Il presidente uscente di Arera Stefano Besseghini (foto Ansa)
editoriali
Un test per disarmare le ideologie
Perché la maggioranza ha il dovere di non trasformare Arera in un marchettificio
La lettera di Arianna Meloni pubblicata sabato sul Foglio tocca un punto cruciale: la necessità che governo e opposizioni lavorino insieme alle riforme istituzionali e, più in generale, sulle partite di lungo termine che dovrebbero unire il paese. Arianna Meloni ha ragione quando scrive che “sarebbe bello confrontarsi con le opposizioni senza i filtri dell’ideologia”. Ecco, c’è subito un’occasione concreta per dimostrarlo.
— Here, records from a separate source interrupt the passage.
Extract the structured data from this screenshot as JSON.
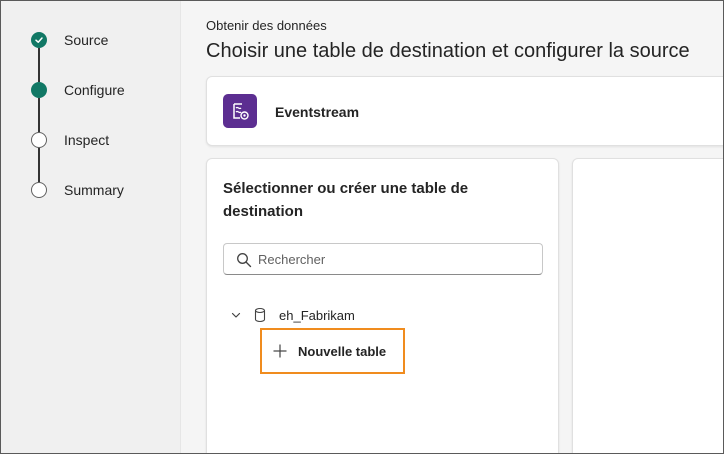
{
  "stepper": {
    "steps": [
      {
        "label": "Source",
        "state": "done"
      },
      {
        "label": "Configure",
        "state": "active"
      },
      {
        "label": "Inspect",
        "state": "pending"
      },
      {
        "label": "Summary",
        "state": "pending"
      }
    ]
  },
  "header": {
    "subtitle": "Obtenir des données",
    "title": "Choisir une table de destination et configurer la source"
  },
  "source": {
    "name": "Eventstream",
    "icon": "eventstream-icon",
    "icon_color": "#5c2e91"
  },
  "destination": {
    "heading": "Sélectionner ou créer une table de destination",
    "search": {
      "placeholder": "Rechercher",
      "value": ""
    },
    "database": {
      "name": "eh_Fabrikam",
      "expanded": true
    },
    "new_table_label": "Nouvelle table"
  },
  "colors": {
    "accent": "#117865",
    "highlight": "#f08c1e"
  }
}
Il governo deve nominare i componenti dell’Autorità di regolazione per energia rete e ambiente (Arera). La procedura di nomina è disciplinata dalla legge istitutiva del 1995 che disegna precisamente un perimetro di collaborazione bipartisan, fin dalla sua approvazione, che vide la convergenza di forze che andavano dal Pds ad Alleanza nazionale.
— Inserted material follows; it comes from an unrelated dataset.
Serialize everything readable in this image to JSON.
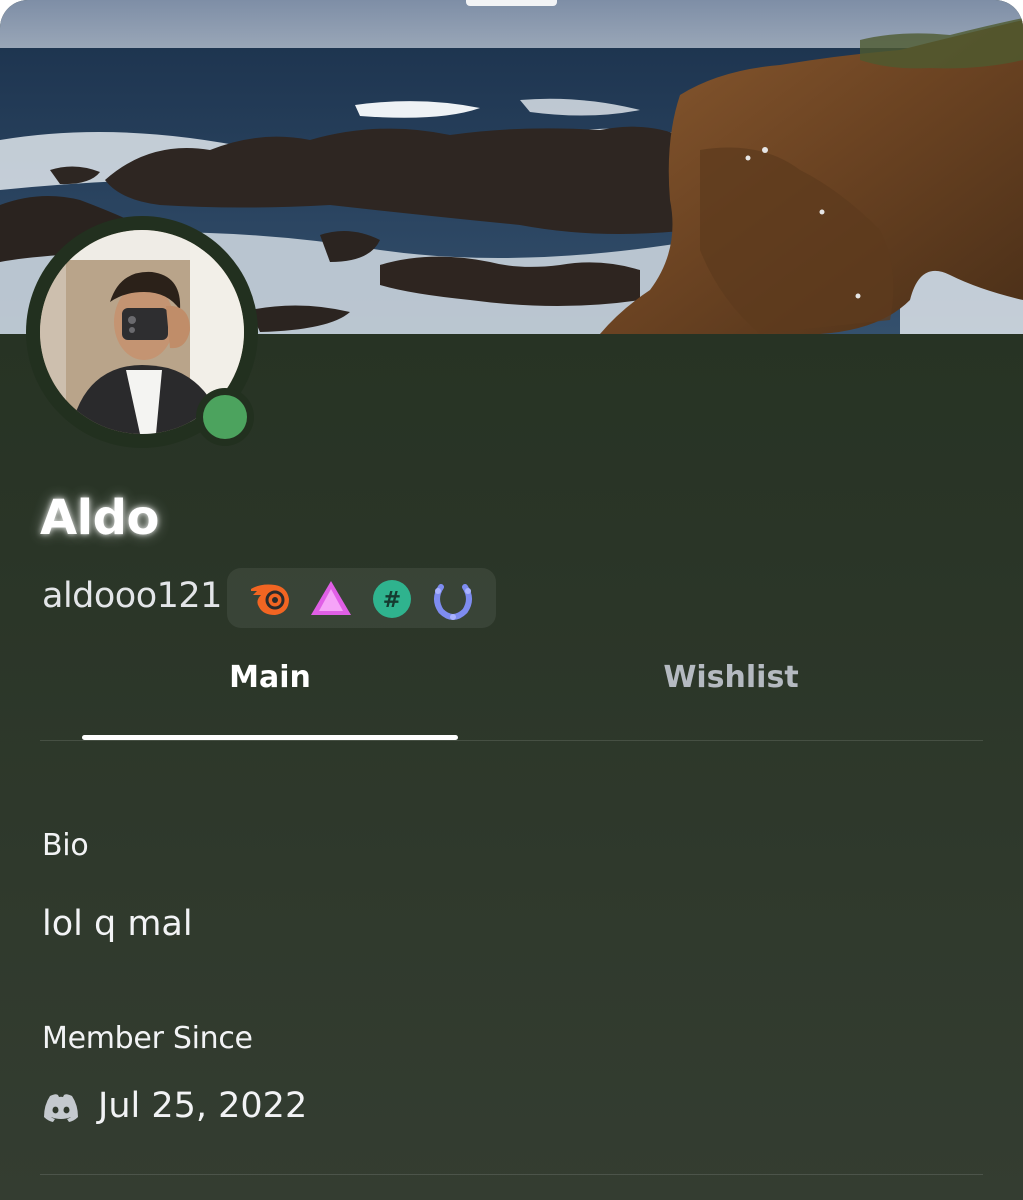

La legge prevede che i nomi dei componenti siano indicati dal governo tra persone con “competenze di settore” e “indipendenza di giudizio”. I nomi devono poi essere validati da un voto a maggioranza qualificata nelle Commissioni parlamentari competenti, che presuppone un accordo tra maggioranza e opposizione, anche perché il mandato dura sette anni e, dunque, scavalca la durata della Legislatura: l’Autorità, dunque, deve essere di garanzia per tutti, sia dal punto di vista politico, sia da quello della credibilità presso i soggetti regolati e della capacità di resistere alla cattura da parte degli interessi particolari. La nomina, che avrebbe dovuto essere fatta nel mese di agosto, non può slittare oltre i primi di ottobre, quando termina il periodo di prorogatio del collegio uscente. Eppure, la politica non riesce a trovare un compromesso, anche perché molti dei nomi che circolano non dispongono delle competenze necessarie o scontano una appartenenza troppo marcata. Il governo proponga una cinquina di esperti scelti per le qualifiche, non per la spartizione; l’opposizione incalzi l’esecutivo sul fronte delle competenze; le commissioni votino; il collegio parta. Si darebbe certezza a un settore fondamentale per la competitività del paese. E si eviterebbe il decreto legge alla scadenza della prorogatio, che sarebbe uno smacco per un governo deciso ad agire.